Gelatenheid en berusting in ons lot

Welke eigenschappen moeten we in het bijzonder cultiveren als we op gunstige wijze op ons wilsleven inwerken willen? De allergunstigste invloed op ons wilsleven is een leven dat zich geheel en al richt op het perspectief van het karma, men zou ook kunnen zeggen, een leven dat er naar streeft als belangrijkste eigenschap te ontwikkelen: gelatenheid en berusting in ons lot. En hoe zou men zich eigenlijk beter deze overgave, deze zielenrust tegenover het lot eigen kunnen maken dan doordat men het karma tot een werkelijke levensinhoud maakt?

Wat betekent dat: karma tot een werkelijke levensinhoud maken? Dat betekent, niet alleen in theorie, maar als ons of anderen leed treft, als ons vreugde of de zwaarste slag van het lot treft, levendig en duidelijk inzien dat wij in bepaalde hogere zin zelf de aanleiding gegeven hebben voor de smartelijke noodlotslag.

Bron: Rudolf Steiner – GA 130 – Das esoterische Christentum und die geistige Führung der Menschheit – Leipzig, 5 november 1911 (bladzijde 123)

Eerder geplaatst op 18 april 2012

Een groot ongeluk dat een diepe smart veroorzaakt

Beschouwen we eens een groot ongeluk dat een diepe smart veroorzaakt. We bekijken het vaak fout, omdat we altijd alleen er op gericht zijn om de werking te zien. We zien dan dat een gebeurtenis heeft plaatsgevonden die ons ongelukkig maakt, ons van slag heeft gebracht (Duits: aus unserer Bahn herausgeworfen hat). We zien alleen maar het gevolg. We zouden echter de oorzaak moeten zoeken.

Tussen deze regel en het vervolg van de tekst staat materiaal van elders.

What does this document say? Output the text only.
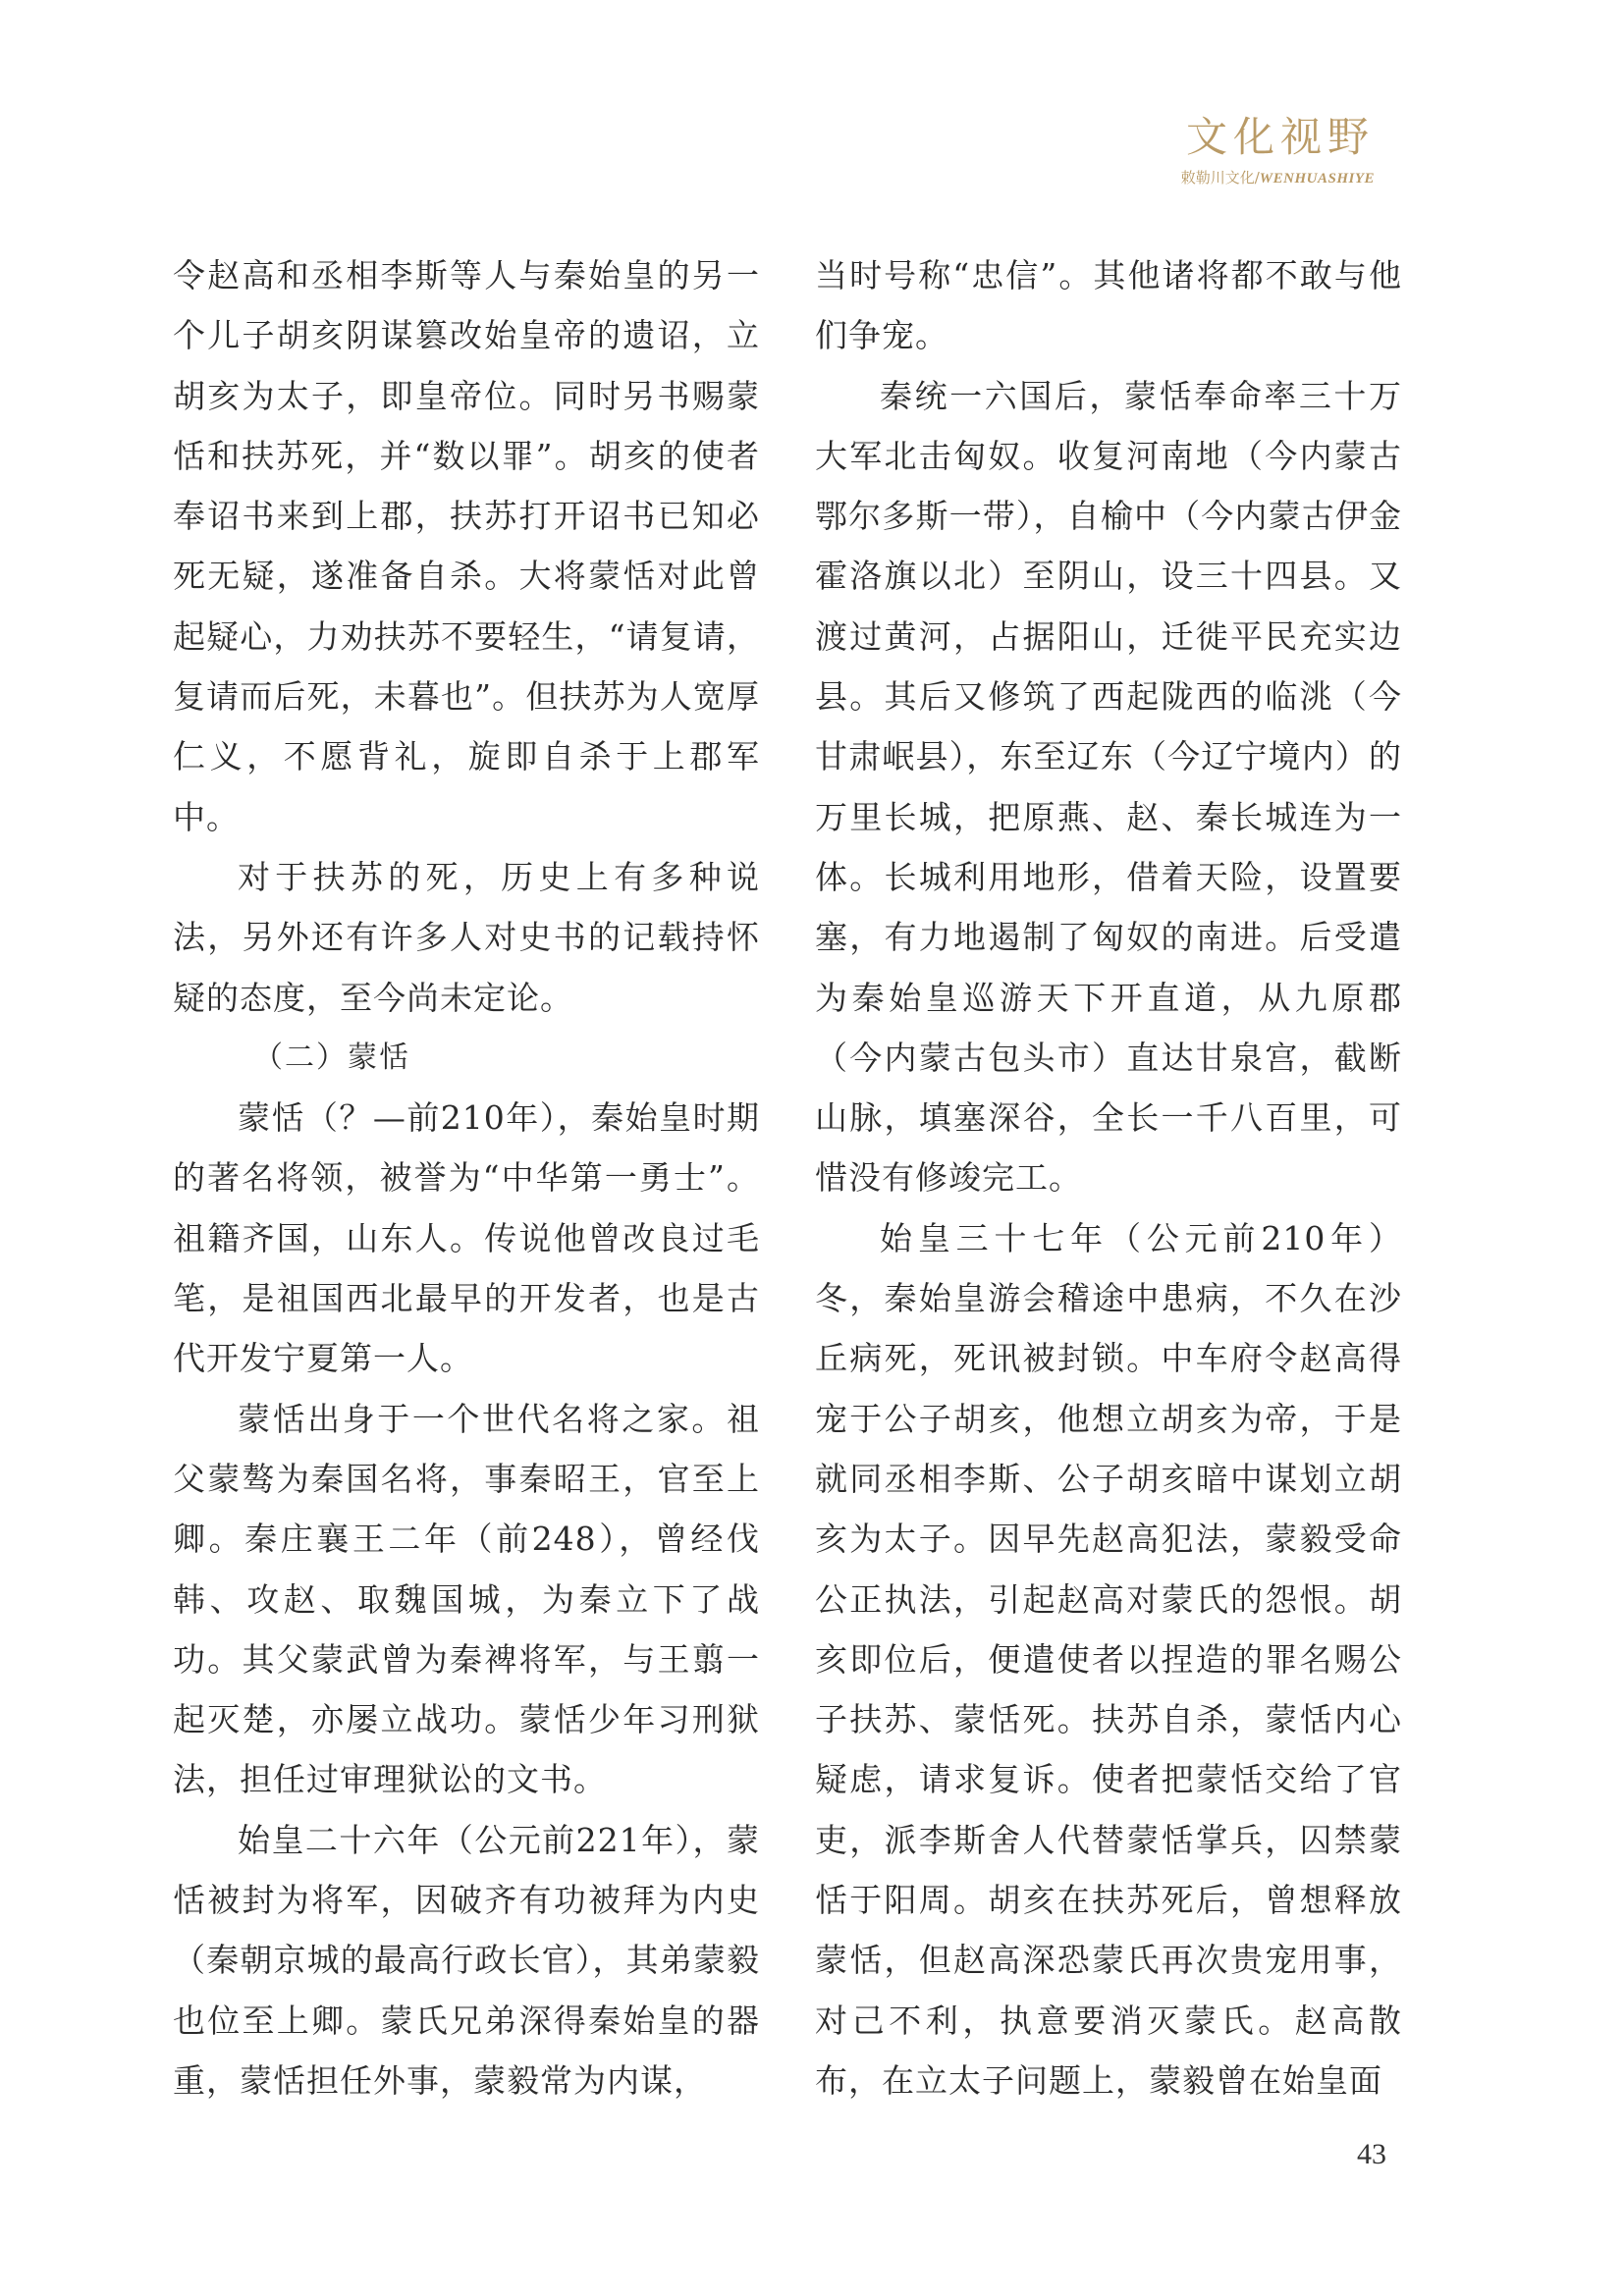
文化视野
敕勒川文化/WENHUASHIYE

令赵高和丞相李斯等人与秦始皇的另一个儿子胡亥阴谋篡改始皇帝的遗诏，立胡亥为太子，即皇帝位。同时另书赐蒙恬和扶苏死，并“数以罪”。胡亥的使者奉诏书来到上郡，扶苏打开诏书已知必死无疑，遂准备自杀。大将蒙恬对此曾起疑心，力劝扶苏不要轻生，“请复请，复请而后死，未暮也”。但扶苏为人宽厚仁义，不愿背礼，旋即自杀于上郡军中。

对于扶苏的死，历史上有多种说法，另外还有许多人对史书的记载持怀疑的态度，至今尚未定论。

（二）蒙恬

蒙恬（？—前210年），秦始皇时期的著名将领，被誉为“中华第一勇士”。祖籍齐国，山东人。传说他曾改良过毛笔，是祖国西北最早的开发者，也是古代开发宁夏第一人。

蒙恬出身于一个世代名将之家。祖父蒙骜为秦国名将，事秦昭王，官至上卿。秦庄襄王二年（前248），曾经伐韩、攻赵、取魏国城，为秦立下了战功。其父蒙武曾为秦裨将军，与王翦一起灭楚，亦屡立战功。蒙恬少年习刑狱法，担任过审理狱讼的文书。

始皇二十六年（公元前221年），蒙恬被封为将军，因破齐有功被拜为内史（秦朝京城的最高行政长官），其弟蒙毅也位至上卿。蒙氏兄弟深得秦始皇的器重，蒙恬担任外事，蒙毅常为内谋，

当时号称“忠信”。其他诸将都不敢与他们争宠。

秦统一六国后，蒙恬奉命率三十万大军北击匈奴。收复河南地（今内蒙古鄂尔多斯一带），自榆中（今内蒙古伊金霍洛旗以北）至阴山，设三十四县。又渡过黄河，占据阳山，迁徙平民充实边县。其后又修筑了西起陇西的临洮（今甘肃岷县），东至辽东（今辽宁境内）的万里长城，把原燕、赵、秦长城连为一体。长城利用地形，借着天险，设置要塞，有力地遏制了匈奴的南进。后受遣为秦始皇巡游天下开直道，从九原郡（今内蒙古包头市）直达甘泉宫，截断山脉，填塞深谷，全长一千八百里，可惜没有修竣完工。

始皇三十七年（公元前210年）冬，秦始皇游会稽途中患病，不久在沙丘病死，死讯被封锁。中车府令赵高得宠于公子胡亥，他想立胡亥为帝，于是就同丞相李斯、公子胡亥暗中谋划立胡亥为太子。因早先赵高犯法，蒙毅受命公正执法，引起赵高对蒙氏的怨恨。胡亥即位后，便遣使者以捏造的罪名赐公子扶苏、蒙恬死。扶苏自杀，蒙恬内心疑虑，请求复诉。使者把蒙恬交给了官吏，派李斯舍人代替蒙恬掌兵，囚禁蒙恬于阳周。胡亥在扶苏死后，曾想释放蒙恬，但赵高深恐蒙氏再次贵宠用事，对己不利，执意要消灭蒙氏。赵高散布，在立太子问题上，蒙毅曾在始皇面

43
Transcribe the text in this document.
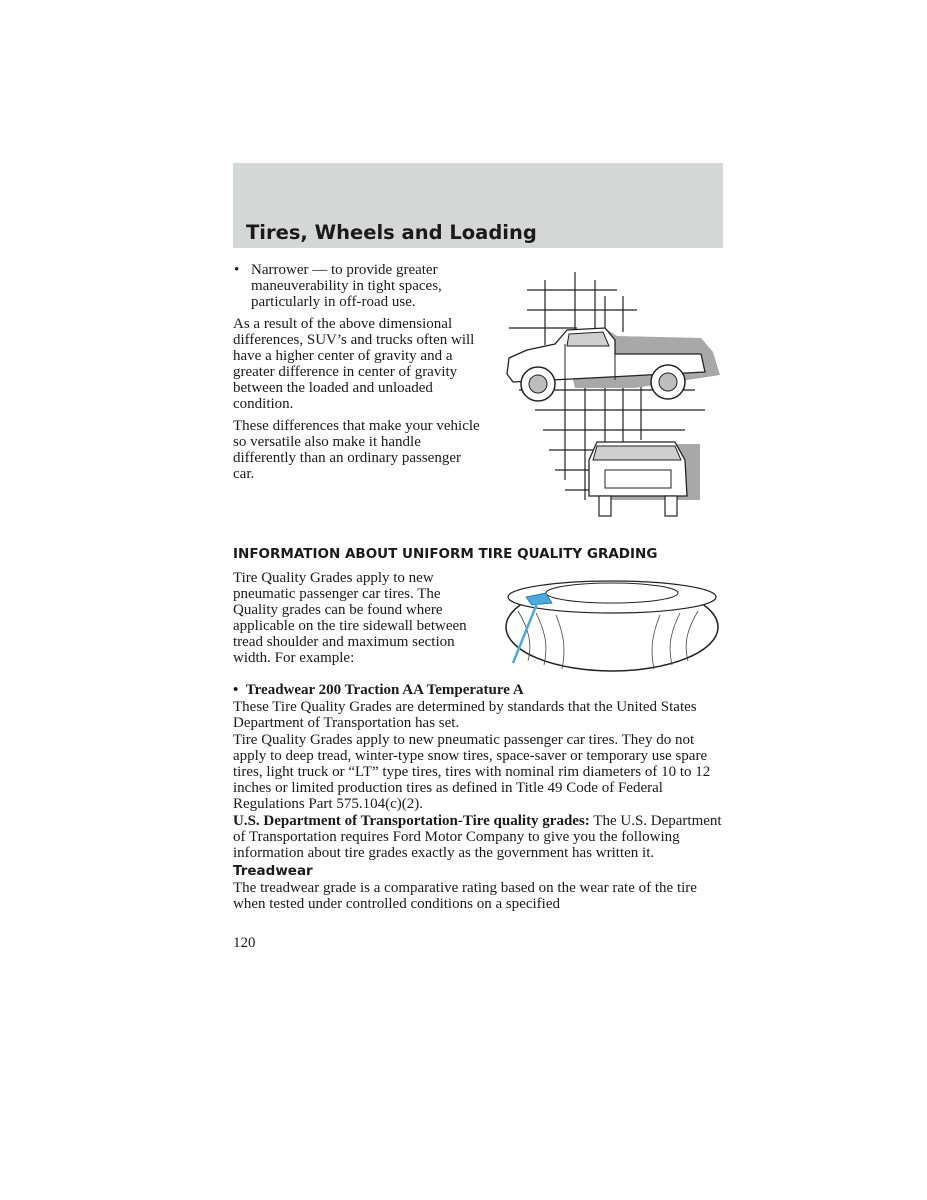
Tires, Wheels and Loading
• Narrower — to provide greater maneuverability in tight spaces, particularly in off-road use.

As a result of the above dimensional differences, SUV’s and trucks often will have a higher center of gravity and a greater difference in center of gravity between the loaded and unloaded condition.

These differences that make your vehicle so versatile also make it handle differently than an ordinary passenger car.

INFORMATION ABOUT UNIFORM TIRE QUALITY GRADING

Tire Quality Grades apply to new pneumatic passenger car tires. The Quality grades can be found where applicable on the tire sidewall between tread shoulder and maximum section width. For example:

• Treadwear 200 Traction AA Temperature A

These Tire Quality Grades are determined by standards that the United States Department of Transportation has set.

Tire Quality Grades apply to new pneumatic passenger car tires. They do not apply to deep tread, winter-type snow tires, space-saver or temporary use spare tires, light truck or “LT” type tires, tires with nominal rim diameters of 10 to 12 inches or limited production tires as defined in Title 49 Code of Federal Regulations Part 575.104(c)(2).

U.S. Department of Transportation-Tire quality grades: The U.S. Department of Transportation requires Ford Motor Company to give you the following information about tire grades exactly as the government has written it.

Treadwear

The treadwear grade is a comparative rating based on the wear rate of the tire when tested under controlled conditions on a specified

120
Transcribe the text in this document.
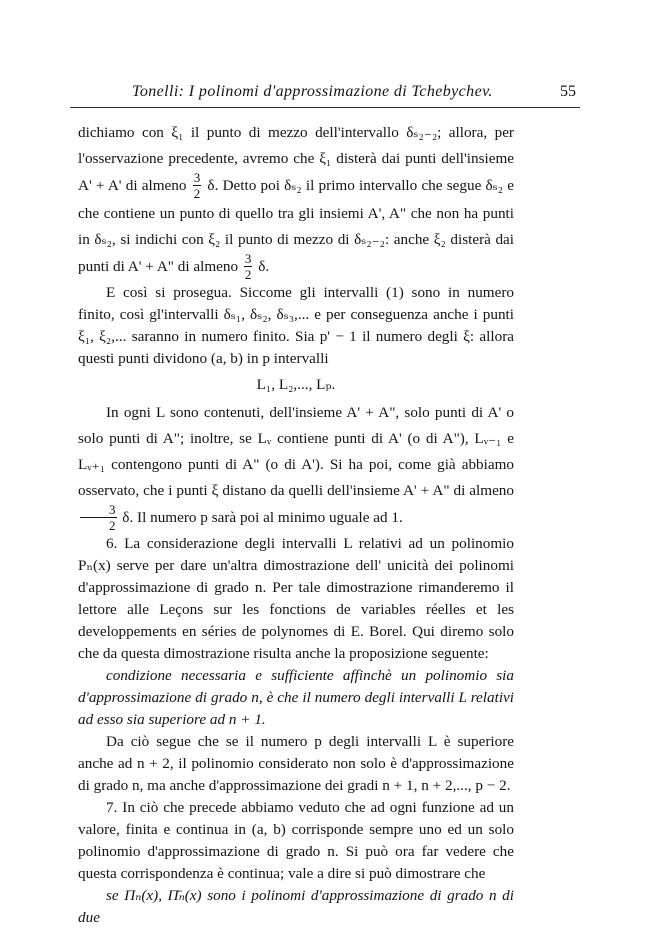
Tonelli: I polinomi d'approssimazione di Tchebychev.	55

dichiamo con ξ₁ il punto di mezzo dell'intervallo δₛ₂₋₂; allora, per l'osservazione precedente, avremo che ξ₁ disterà dai punti dell'insieme A' + A' di almeno $\frac{3}{2} \delta$. Detto poi δₛ₂ il primo intervallo che segue δₛ₂ e che contiene un punto di quello tra gli insiemi A', A" che non ha punti in δₛ₂, si indichi con ξ₂ il punto di mezzo di δₛ₂₋₂: anche ξ₂ disterà dai punti di A' + A" di almeno $\frac{3}{2} \delta$.

E così si prosegua. Siccome gli intervalli (1) sono in numero finito, così gl'intervalli δₛ₁, δₛ₂, δₛ₃,... e per conseguenza anche i punti ξ₁, ξ₂,... saranno in numero finito. Sia p' − 1 il numero degli ξ: allora questi punti dividono (a, b) in p intervalli

L₁, L₂,..., Lₚ.

In ogni L sono contenuti, dell'insieme A' + A", solo punti di A' o solo punti di A"; inoltre, se Lᵥ contiene punti di A' (o di A"), Lᵥ₋₁ e Lᵥ₊₁ contengono punti di A" (o di A'). Si ha poi, come già abbiamo osservato, che i punti ξ distano da quelli dell'insieme A' + A" di almeno
$\frac{3}{2} \delta$. Il numero p sarà poi al minimo uguale ad 1.

6. La considerazione degli intervalli L relativi ad un polinomio Pₙ(x) serve per dare un'altra dimostrazione dell' unicità dei polinomi d'approssimazione di grado n. Per tale dimostrazione rimanderemo il lettore alle Leçons sur les fonctions de variables réelles et les developpements en séries de polynomes di E. Borel. Qui diremo solo che da questa dimostrazione risulta anche la proposizione seguente:

condizione necessaria e sufficiente affinchè un polinomio sia d'approssimazione di grado n, è che il numero degli intervalli L relativi ad esso sia superiore ad n + 1.

Da ciò segue che se il numero p degli intervalli L è superiore anche ad n + 2, il polinomio considerato non solo è d'approssimazione di grado n, ma anche d'approssimazione dei gradi n + 1, n + 2,..., p − 2.

7. In ciò che precede abbiamo veduto che ad ogni funzione ad un valore, finita e continua in (a, b) corrisponde sempre uno ed un solo polinomio d'approssimazione di grado n. Si può ora far vedere che questa corrispondenza è continua; vale a dire si può dimostrare che

se Πₙ(x), Π̄ₙ(x) sono i polinomi d'approssimazione di grado n di due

Dan zouden wij wellicht het volgende vinden: Ja, er was in een voorgaand leven de mogelijkheid om zich het een of andere vermogen eigen te maken. We hebben het echter niet gedaan, we hebben het verzuimd. Dus zijn we door de poort van de dood gegaan zonder dit vermogen te hebben verworven. Nu drijven ons de krachten, de karmische krachten, in het volgende leven naar dit ongeluk. Hadden we ons dat vermogen in het voorgaande leven verworven, dan zou ons die kracht niet naar het ongeluk toegedreven hebben. Doordat dit ongeluk ons nu overkomt, verkrijgen wij nu dat vermogen.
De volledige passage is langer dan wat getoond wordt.